Everyone thinks I HATE Tina Fey. How could I? She's bright, she's funny, she's adorable. But finally a television critic has taken a five-minute break from kissing Fey's (lovely) ass to address what I've been saying all along about her Liz Lemon character on "30 Rock": "Ms. Fey plays a satirical version of herself and seems miscast in the part."

Alessandra Stanley explains it this way:

But the other striking thing about the new season ... is the acting limitations of its star and creator, Tina Fey. Ms. Fey is one of the funniest comedy writers on television and a gifted mimic (Sarah Palin), and she is at her worst playing a comic version of herself.


When they star in their own semiautobiographical television shows, the best comedians play an exaggerated caricature of themselves, notably Larry David on “Curb Your Enthusiasm,” but also Ray Romano on “Everybody Loves Raymond” and Bill Cosby on “The Cosby Show.”

Ms. Fey isn’t as convincing, or as funny, playing Liz Lemon, perhaps because the hapless single head writer of a late-night sketch comedy show doesn’t track as a comic distortion of Ms. Fey. She has surrounded Liz with a menagerie of wonderfully silly and original characters and is reluctant to play their straight man. Liz’s foibles -- she dresses badly, is a junk-food glutton, can’t get a date -- are the kind of flaws that thin, beautiful actresses affect because they think it makes them more approachable. None of those traits seem natural to Ms. Fey or plausible for Liz.

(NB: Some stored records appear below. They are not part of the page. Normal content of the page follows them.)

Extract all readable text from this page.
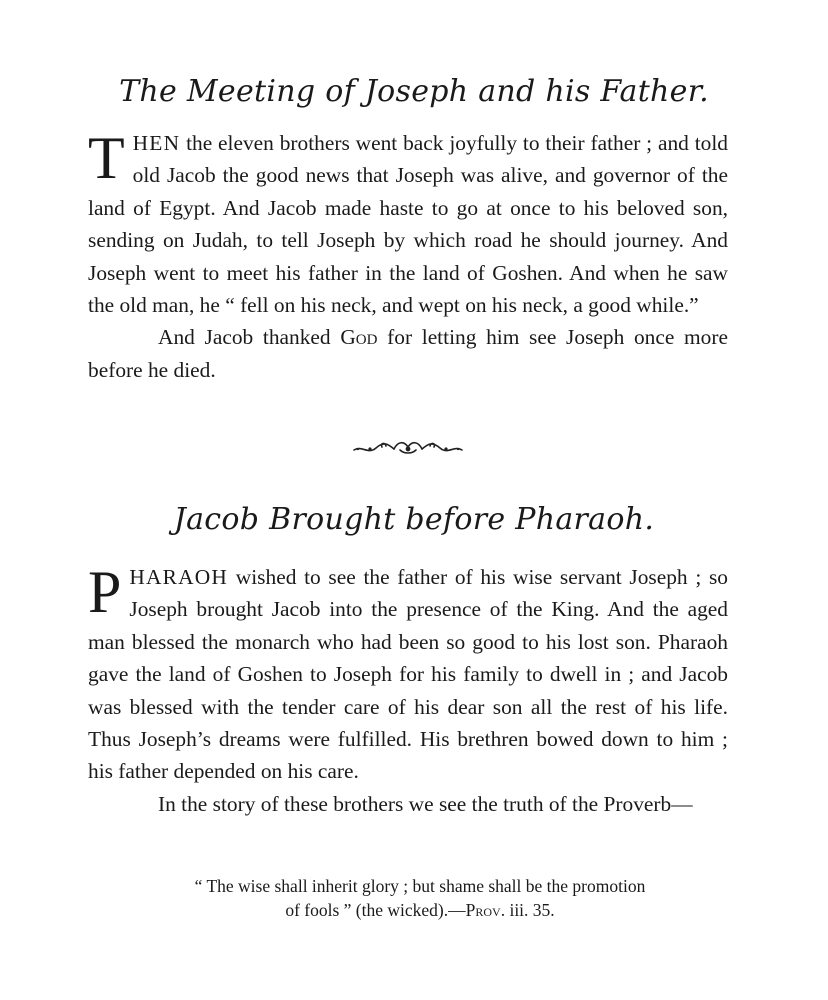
The Meeting of Joseph and his Father.

THEN the eleven brothers went back joyfully to their father ; and told old Jacob the good news that Joseph was alive, and governor of the land of Egypt. And Jacob made haste to go at once to his beloved son, sending on Judah, to tell Joseph by which road he should journey. And Joseph went to meet his father in the land of Goshen. And when he saw the old man, he “ fell on his neck, and wept on his neck, a good while.”

And Jacob thanked God for letting him see Joseph once more before he died.

Jacob Brought before Pharaoh.

PHARAOH wished to see the father of his wise servant Joseph ; so Joseph brought Jacob into the presence of the King. And the aged man blessed the monarch who had been so good to his lost son. Pharaoh gave the land of Goshen to Joseph for his family to dwell in ; and Jacob was blessed with the tender care of his dear son all the rest of his life. Thus Joseph’s dreams were fulfilled. His brethren bowed down to him ; his father depended on his care.

In the story of these brothers we see the truth of the Proverb—

“ The wise shall inherit glory ; but shame shall be the promotion
of fools ” (the wicked).—Prov. iii. 35.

You may still disagree with me, but I sure feel vindicated.

6 comments:

Matthew said...

You must be right since there are now 2 of you.

BW said...

Sure, until the corrections start arriving.

Jimmy said...

Though I'm not a regular watcher of "30 Rock", in this time when there is a dearth of actually funny sitcoms, this one is so solid because it is an ensemble of great characters. It doesn't pretend to be anything other than an ensemble show. Fey and Baldwin have great chemistry and that goes a long way, overriding Fey's limitations as a thespian. After all, it is a sitcom, not "Hamlet."

kansastock said...

She might have mentioned Barbra in anything that she also directed... but then, that might have been understood globally already.

Kenneth M. Walsh said...

Touché, Matt. We're not counting the other 304,056,725 Americans who aren't watching it either, right?

:-)

Anonymous said...

The show is not about Liz Lemmon, Kenneth.

30 Rock's comedy is closer to the structure of Seinfeld than Curb Your Enthusiasm. I'm sure Tina is incredibly comfortable with letting Alec get all the best lines (since she probably wrote some of them!).